Martian Knightlife by James P. Hogan

“Well, I don’t in any mathematical sense. Call it an instinct derived from many years of intense application to the study of human nature. If all the—”

“Wha-at?!” Sarda emitted a strangled protest verging on a shriek. His eyes bulged; his yellow mane shook; his shaggy mustache took on life and bristled. “You’re telling me now that this whole thing is based on nothing more than a hunch of yours?!”

“Instinct,” Kieran corrected. “More refined, less impulsive. It carries imputations of greater sophistication and more solid groundings in reality. The weak part about relying on logic is always in the assumptions.”

“Whatever—I don’t care. But holy Christ . . . !” Sarda waved both hands while he sought for words. “What I’m telling you is, there’s nothing to stop her going straight back and blowing everything. And all you’re telling me is that you don’t think she’ll do that! That really makes me feel a lot better, Kieran. You’re gambling five million of my money—”

“Mine too,” Kieran pointed out. “You more or less insisted yourself that you expected me to have a stake in this.”

“Making decisions concerning my personal life that I don’t recall ever being invited to give an opinion about . . .”

“It was hardly a feasible option at the time.”

“I don’t know anything about this woman,” Sarda fumed. “What if I don’t want this romance that you’re so touchingly keen on restoring?”

“If I’m right, we still stand to do a lot better. They have to be into this for more than just a split of five million. To find out what, we need Elaine as a willing ally through choice, not a reluctant snitch who was bullied into divulging the minimum she could get away with. I’m prepared to gamble that her feelings for the Leo-who-was will make that choice.”

“And what if you’re wrong?” Sarda asked dubiously.

Kieran clapped an arm cheerfully around his shoulder as they headed for the door, while Alazahad turned out the lights. “In that case, Leo, I know just the person to go to who can make us forget our sorrows and everything connected with them,” he said.

* * *

They drove in the Kodiak through the tunnel connecting Gorky canyon to Nineveh, heading back to June’s place, where Sarda had left his own vehicle. In his own mind, Kieran allowed that Elaine would need time to wrestle with her thoughts and reach a decision. In the meantime, he was trying anything to distract Sarda from constantly trying to come back to the subject.

“I was thinking over what you said about DNA being the program for a complete, self-assembling factory—much more complicated than any program people have ever written.”

“Uh-huh.” In the seat behind Kieran and June, Sarda returned from other ruminations. “Unimaginably more complicated. The whole set of plans needed to build a spaceliner wouldn’t make a dent in it.”

“So could a program like that just have written itself—out of random accidents, for no reason?”

“What makes you think it did?” Sarda asked.

Kieran shrugged. “That’s what they taught everybody when I went to school.”

“Outside of Earth, nobody in the business believes that anymore,” Sarda said. “Start changing lines of the machine-tool codes for making spaceliner parts at random, and you’ll end up with a pile of junk—if anything works at all. With what you’re talking about, it’s a lot of trillions times more guaranteed. In short, it’s ridiculous.” He seemed about to elaborate further, but then his eyes wandered away, and he pulled pensively at his mustache. “How can you be sure? I can’t believe you just let her walk away. We’re fooling ourselves. She’s not gonna be coming back.”
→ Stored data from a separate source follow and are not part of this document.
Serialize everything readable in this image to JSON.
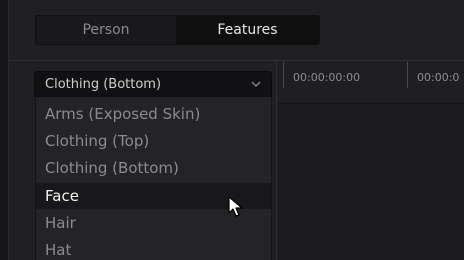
{
  "tabs": {
    "person": "Person",
    "features": "Features"
  },
  "dropdown": {
    "selected": "Clothing (Bottom)"
  },
  "menu": {
    "items": [
      "Arms (Exposed Skin)",
      "Clothing (Top)",
      "Clothing (Bottom)",
      "Face",
      "Hair",
      "Hat"
    ],
    "hovered_item": "Face"
  },
  "timeline": {
    "timecodes": [
      "00:00:00:00",
      "00:00:0"
    ]
  },
  "colors": {
    "background": "#1b1b1d",
    "panel": "#202022",
    "active_tab": "#0f0f10",
    "hover_row": "#18181a",
    "text_active": "#f2f2f2",
    "text_muted": "#8b8b8d"
  },
  "icons": {
    "dropdown": "chevron-down-icon",
    "pointer": "mouse-pointer-icon"
  }
}
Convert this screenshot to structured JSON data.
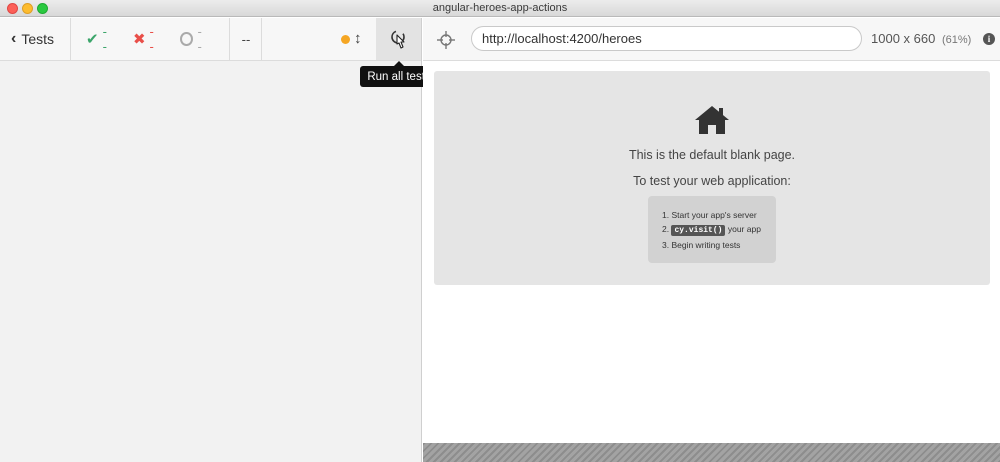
{
  "window": {
    "title": "angular-heroes-app-actions"
  },
  "reporter": {
    "tests_label": "Tests",
    "stats": {
      "passed": "--",
      "failed": "--",
      "pending": "--"
    },
    "duration": "--",
    "run_all_tooltip": "Run all tests"
  },
  "aut": {
    "url": "http://localhost:4200/heroes",
    "viewport": {
      "size": "1000 x 660",
      "scale": "(61%)"
    },
    "blank_page": {
      "message": "This is the default blank page.",
      "instruction": "To test your web application:",
      "steps": {
        "step1": "Start your app's server",
        "step2_code": "cy.visit()",
        "step2_text": "your app",
        "step3": "Begin writing tests"
      }
    }
  },
  "colors": {
    "passed": "#3ba56a",
    "failed": "#e94f49",
    "indicator": "#f5a623"
  },
  "icons": [
    "chevron-left-icon",
    "check-icon",
    "cross-icon",
    "circle-icon",
    "resize-icon",
    "run-all-icon",
    "crosshair-icon",
    "info-icon",
    "home-icon"
  ]
}
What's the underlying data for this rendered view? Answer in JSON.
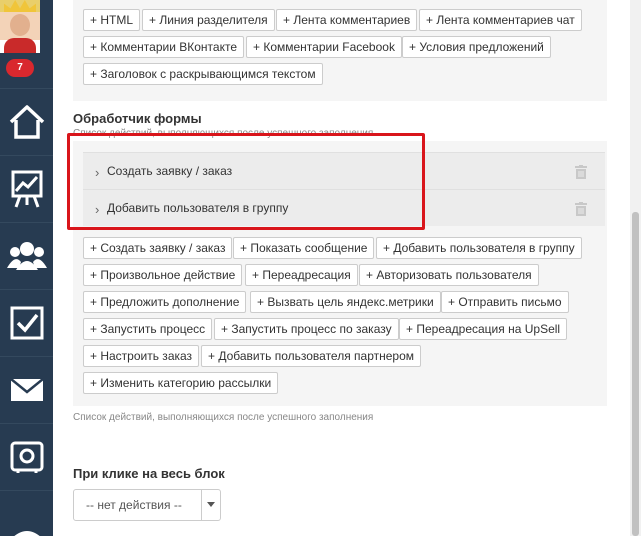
{
  "sidebar": {
    "notification_count": "7",
    "items": [
      {
        "icon": "home-icon"
      },
      {
        "icon": "analytics-icon"
      },
      {
        "icon": "users-icon"
      },
      {
        "icon": "tasks-icon"
      },
      {
        "icon": "mail-icon"
      },
      {
        "icon": "settings-icon"
      }
    ]
  },
  "top_chips": [
    "+ HTML",
    "+ Линия разделителя",
    "+ Лента комментариев",
    "+ Лента комментариев чат",
    "+ Комментарии ВКонтакте",
    "+ Комментарии Facebook",
    "+ Условия предложений",
    "+ Заголовок с раскрывающимся текстом"
  ],
  "form_handler": {
    "title": "Обработчик формы",
    "subtitle": "Список действий, выполняющихся после успешного заполнения",
    "actions": [
      "Создать заявку / заказ",
      "Добавить пользователя в группу"
    ],
    "chips": [
      "+ Создать заявку / заказ",
      "+ Показать сообщение",
      "+ Добавить пользователя в группу",
      "+ Произвольное действие",
      "+ Переадресация",
      "+ Авторизовать пользователя",
      "+ Предложить дополнение",
      "+ Вызвать цель яндекс.метрики",
      "+ Отправить письмо",
      "+ Запустить процесс",
      "+ Запустить процесс по заказу",
      "+ Переадресация на UpSell",
      "+ Настроить заказ",
      "+ Добавить пользователя партнером",
      "+ Изменить категорию рассылки"
    ],
    "footer_note": "Список действий, выполняющихся после успешного заполнения"
  },
  "click_block": {
    "title": "При клике на весь блок",
    "selected": "-- нет действия --"
  },
  "colors": {
    "sidebar_bg": "#273b51",
    "highlight": "#d9151b",
    "badge": "#d9282e"
  }
}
“Just give it until morning, Leo.”

“We might not have until morning. They could pull out and be gone anytime.”

“Not if they’re involved in higher stakes. Nothing’s going to happen tonight.”

“But how—”

“So why are things different on Earth?” June asked Sarda, turning her head from the seat beside Kieran.
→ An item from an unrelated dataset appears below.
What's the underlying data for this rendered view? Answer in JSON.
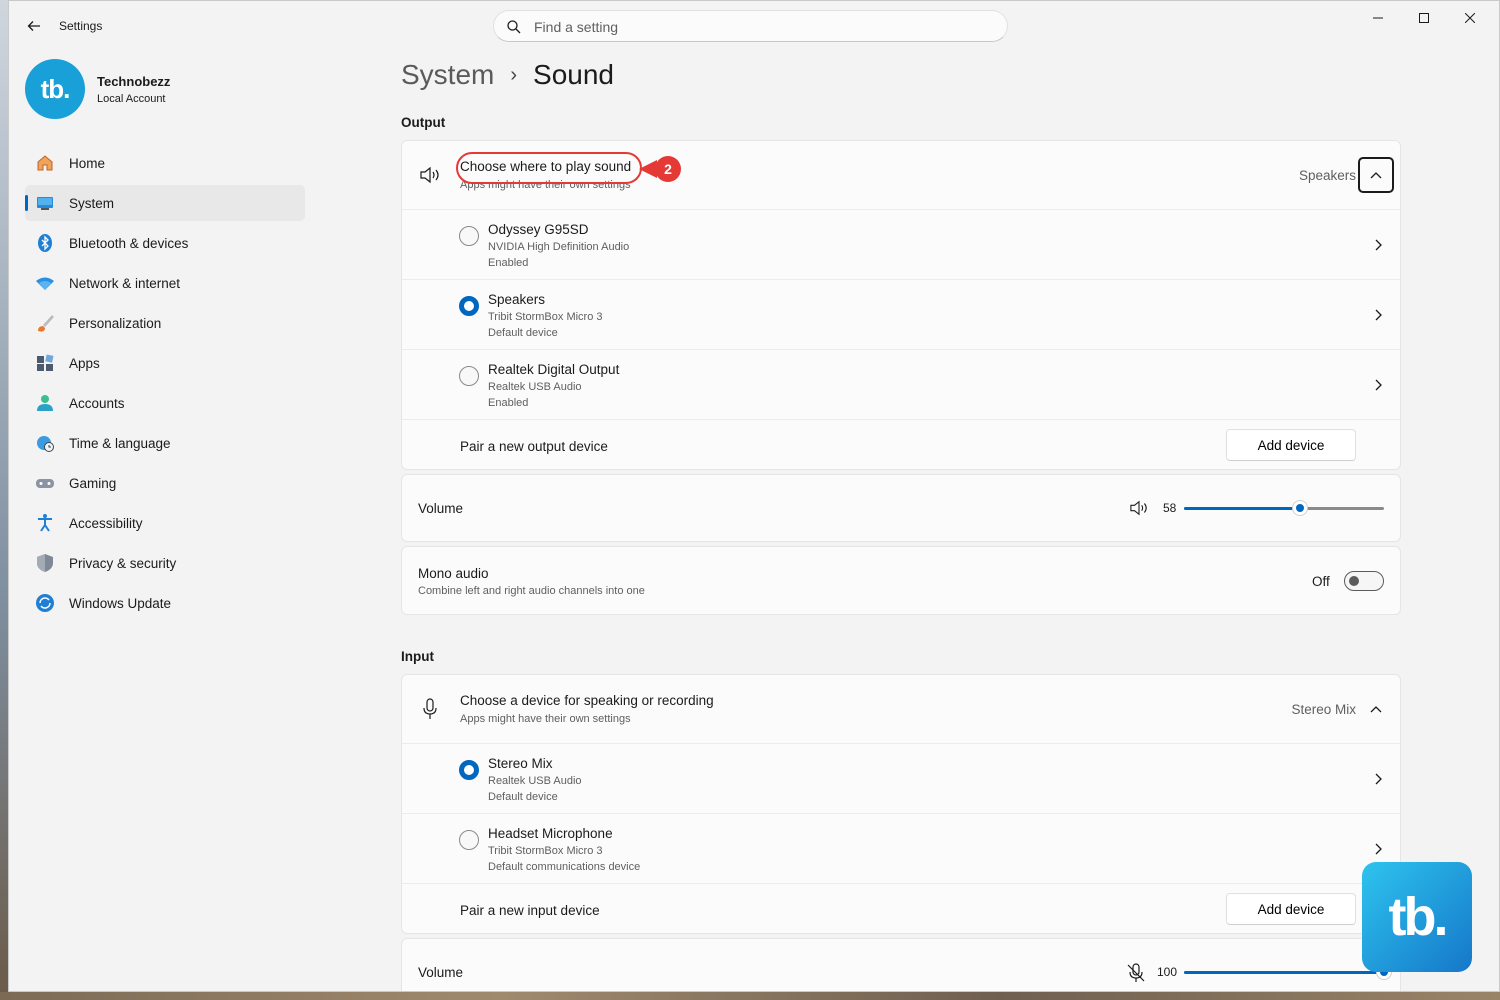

“What? Oh . . . it’s the same as with a lot of things. They’ve all got turf and reputations to protect. I used to be an orthodox materialist once. But the more I thought about it, the more I came to see their line as being as dogmatic as the fundamentalism that it was invented to replace. That was why I decided to move out—to be part of an environment where questioning is permissible and it’s okay to look at alternatives.”